Shifting to AMO headquarters and union policy, cost containment - eliminating waste, extravagance and redundancy where we find it - remained central to our work. All but two months since mid-2015 have ended with sizable operating budget surpluses - money deposited into our union's cash reserve and investment accounts.

These accumulating surpluses triggered steady spikes in timely AMO membership dues receipts through direct payment to AMO and through authorized dues deductions from earned AMO Vacation Plan benefits.

These simultaneous developments constitute what I call a "productive partnership" between the AMO administration and the seagoing men and women within our ranks. One result is the remarkable growth of AMO funds; another is that AMO in 2020 will mark an unprecedented sixth year with no dues or initiation fee increases.

In his first year as AMO National Executive Vice President, Mike Finnigan has transformed collective bargaining, opening up negotiations to direct, meaningful rank-and-file participation and wide-open discussion, including confidential strategy sessions with negotiating committees before contract talks begin. This is transparency in the truest sense.

On the AMO Plans side of Federal Highway in Dania Beach, 2019 saw the launch of hands-on firefighting training on base at STAR Center. This class draws universally favorable reviews from the AMO members who experience it.

More recently, the joint union-employer trustees of the defined benefit AMO Pension Plan agreed to a 10-percent increase in earned monthly benefits for active vested AMO members. These unclaimed benefits had been stalled since December 2009, when the AMO Pension Plan was suspended as deficient under federal law. This benefit hike will kick in for new retirees in January 2020.

Our union's separate request for a narrow exemption from an Internal Revenue Service rule for qualified AMO members was pending in the U.S. Department of the Treasury at this writing, and it was undergoing review by senior bipartisan Congressional staff.

Under the rule exemption, active AMO members with 20 years or more of service would have the option of receiving their earned AMO Pension Plan monthly benefits for direct rollover to their individual Money Purchase Benefit accounts, where the money would grow through return on self-directed investment.

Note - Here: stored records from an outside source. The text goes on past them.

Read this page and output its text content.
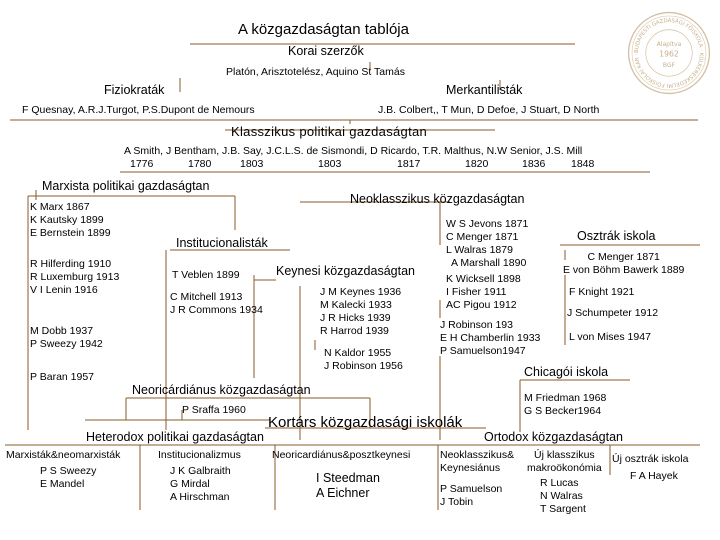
BUDAPESTI GAZDASÁGI FŐISKOLA · KÜLKERESKEDELMI FŐISKOLAI KAR ·
Alapítva
1962
BGF
A közgazdaságtan tablója
Korai szerzők
Platón, Arisztotelész, Aquino St Tamás
Fiziokraták
F Quesnay, A.R.J.Turgot, P.S.Dupont de Nemours
Merkantilisták
J.B. Colbert,, T Mun, D Defoe, J Stuart, D North
Klasszikus politikai gazdaságtan
A Smith, J Bentham, J.B. Say, J.C.L.S. de Sismondi, D Ricardo, T.R. Malthus, N.W Senior, J.S. Mill
1776	1780	1803	1803	1817	1820	1836 1848
Marxista politikai gazdaságtan
K Marx 1867
K Kautsky 1899
E Bernstein 1899
R Hilferding 1910
R Luxemburg 1913
V I Lenin 1916
M Dobb 1937
P Sweezy 1942
P Baran 1957
Institucionalisták
T Veblen 1899
C Mitchell 1913
J R Commons 1934
Keynesi közgazdaságtan
J M Keynes 1936
M Kalecki 1933
J R Hicks 1939
R Harrod 1939
N Kaldor 1955
J Robinson 1956
Neoklasszikus közgazdaságtan
W S Jevons 1871
C Menger 1871
L Walras 1879
A Marshall 1890
K Wicksell 1898
I Fisher 1911
AC Pigou 1912
J Robinson 193
E H Chamberlin 1933
P Samuelson1947
Osztrák iskola
C Menger 1871
E von Böhm Bawerk 1889
F Knight 1921
J Schumpeter 1912
L von Mises 1947
Chicagói iskola
M Friedman 1968
G S Becker1964
Neoricárdiánus közgazdaságtan
P Sraffa 1960
Kortárs közgazdasági iskolák
Heterodox politikai gazdaságtan
Marxisták&neomarxisták
P S Sweezy
E Mandel
Institucionalizmus
J K Galbraith
G Mirdal
A Hirschman
Neoricardiánus&posztkeynesi
I Steedman
A Eichner
Ortodox közgazdaságtan
Neoklasszikus&
Keynesiánus
P Samuelson
J Tobin
Új klasszikus
makroökonómia
R Lucas
N Walras
T Sargent
Új osztrák iskola
F A Hayek
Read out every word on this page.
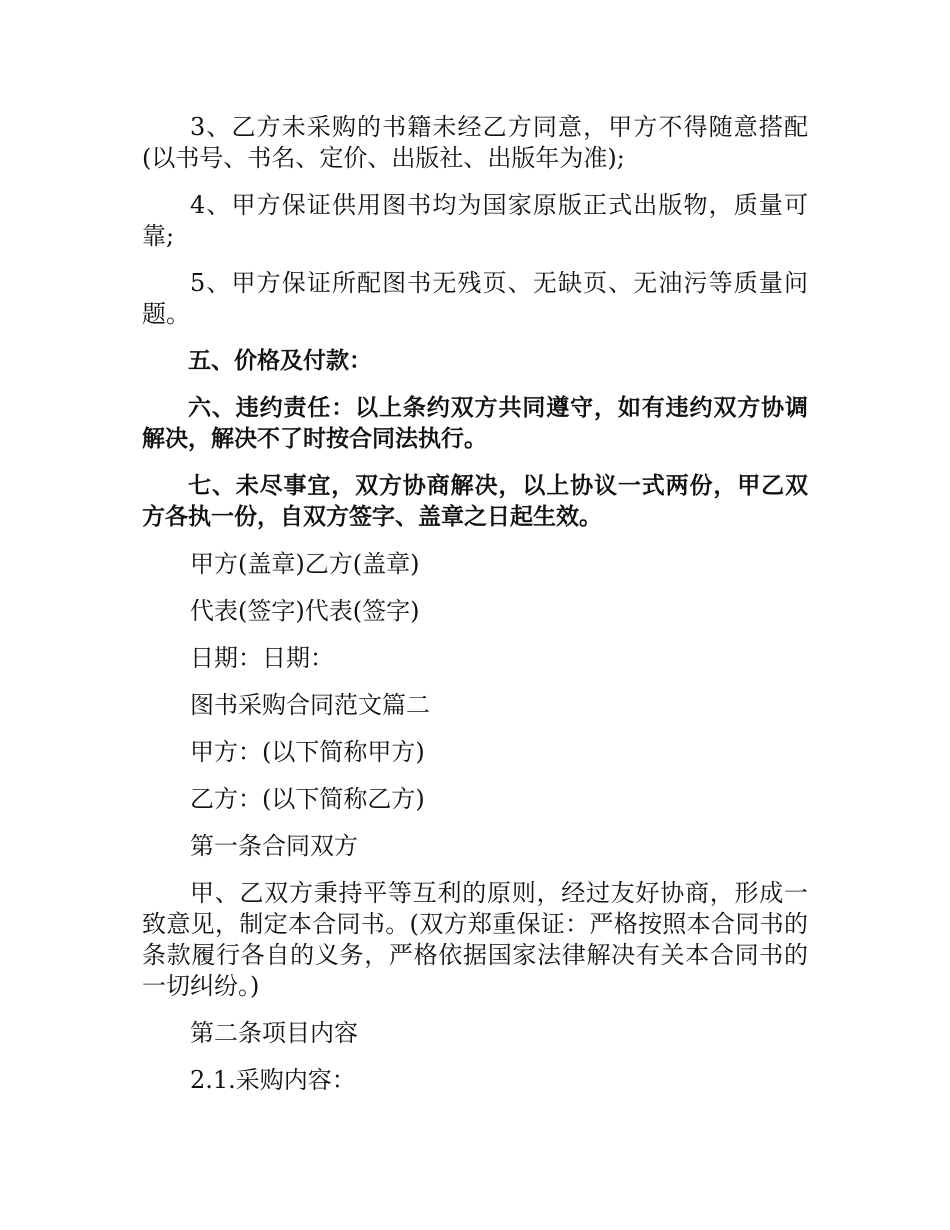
3、乙方未采购的书籍未经乙方同意，甲方不得随意搭配(以书号、书名、定价、出版社、出版年为准);

4、甲方保证供用图书均为国家原版正式出版物，质量可靠;

5、甲方保证所配图书无残页、无缺页、无油污等质量问题。

五、价格及付款：

六、违约责任：以上条约双方共同遵守，如有违约双方协调解决，解决不了时按合同法执行。

七、未尽事宜，双方协商解决，以上协议一式两份，甲乙双方各执一份，自双方签字、盖章之日起生效。

甲方(盖章)乙方(盖章)

代表(签字)代表(签字)

日期：日期：

图书采购合同范文篇二

甲方：(以下简称甲方)

乙方：(以下简称乙方)

第一条合同双方

甲、乙双方秉持平等互利的原则，经过友好协商，形成一致意见，制定本合同书。(双方郑重保证：严格按照本合同书的条款履行各自的义务，严格依据国家法律解决有关本合同书的一切纠纷。)

第二条项目内容

2.1.采购内容：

Our limited exemption proposal would serve a legitimate national security purpose by easing a growing, potentially crippling shortage of U.S. merchant marine officers qualified for strategic sealift service - the "first responders" in wartime, the men and women the Defense Department relies on exclusively to get its cargoes from here to there. Officers with sealift credentials and experience who are considering retirement at 20 years or more would instead be encouraged to remain at work, standing by for Ready Reserve Force and Military Sealift Command surge fleet mobilization assignments.

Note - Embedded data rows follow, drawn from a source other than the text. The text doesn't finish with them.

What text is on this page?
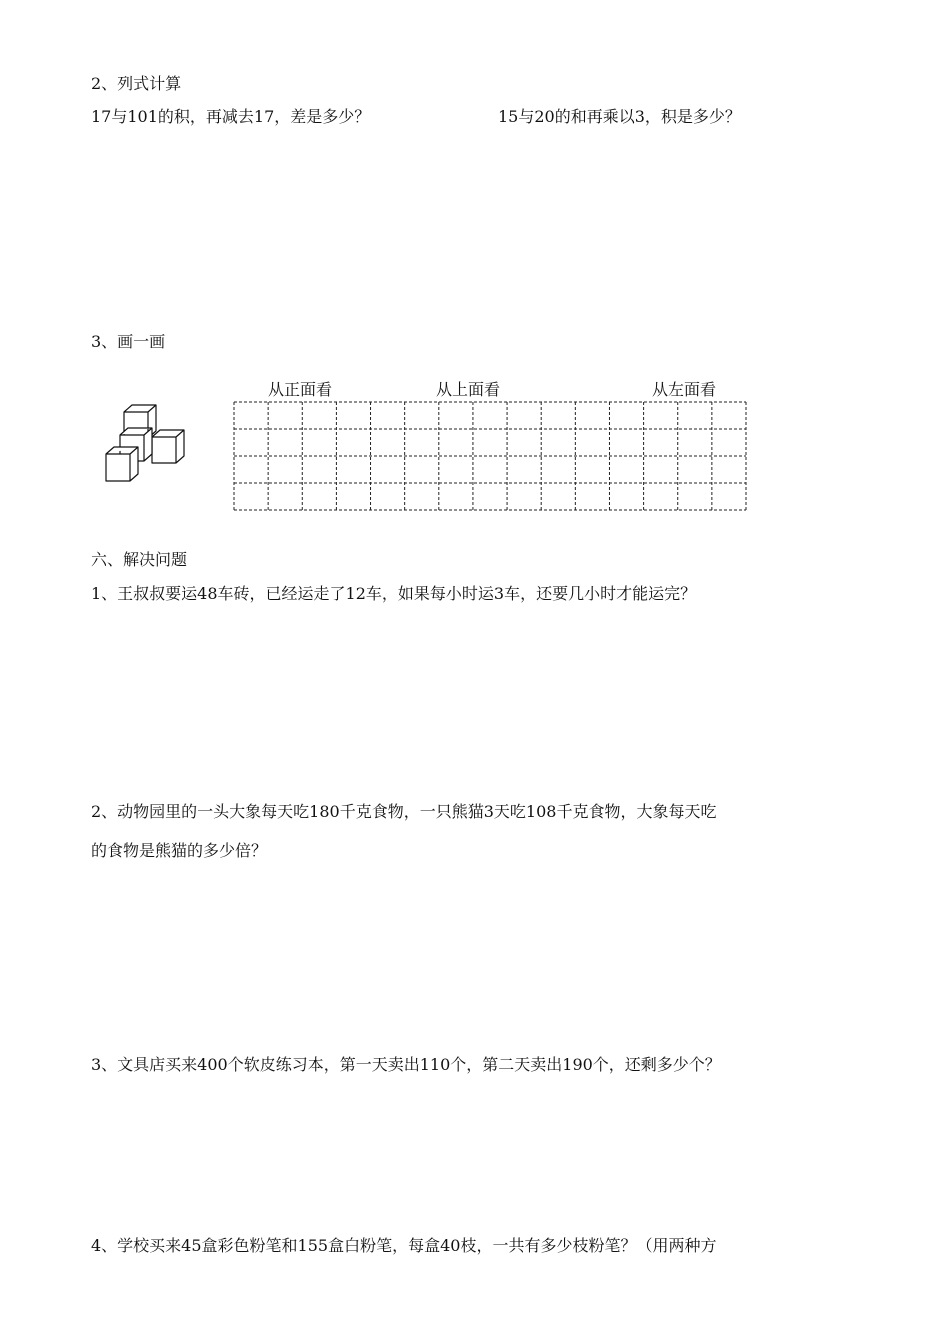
2、列式计算
17与101的积，再减去17，差是多少？	15与20的和再乘以3，积是多少？
3、画一画
从正面看	从上面看	从左面看
六、解决问题
1、王叔叔要运48车砖，已经运走了12车，如果每小时运3车，还要几小时才能运完？
2、动物园里的一头大象每天吃180千克食物，一只熊猫3天吃108千克食物，大象每天吃
的食物是熊猫的多少倍？
3、文具店买来400个软皮练习本，第一天卖出110个，第二天卖出190个，还剩多少个？
4、学校买来45盒彩色粉笔和155盒白粉笔，每盒40枝，一共有多少枝粉笔？（用两种方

Another retirement security matter that remained unresolved December 1 was reform of the AMO Defined Contribution Plan - specifically, a rule revision to base DC Plan benefit calculations on length of service alone, instead of on a combination of service time and age. The DC Plan trustees are weighing four different service-only options and the potential impact of each approach - a far more complicated matter than the increase of AMO Pension Plan benefits for vested active AMO members. I remain confident that this will be settled early in the New Year.

In the spirit of what I see here as many glad tidings, and on behalf of the AMO executive board, AMO representatives and AMO support staff, I offer best wishes for joyous holidays and all good things for all deep-sea, Great Lakes and inland waters AMO members and their families. I ask that each of us keep a thought for the AMO members working at sea through the holidays, away from family and friends. We are grateful to them for their service and their professionalism.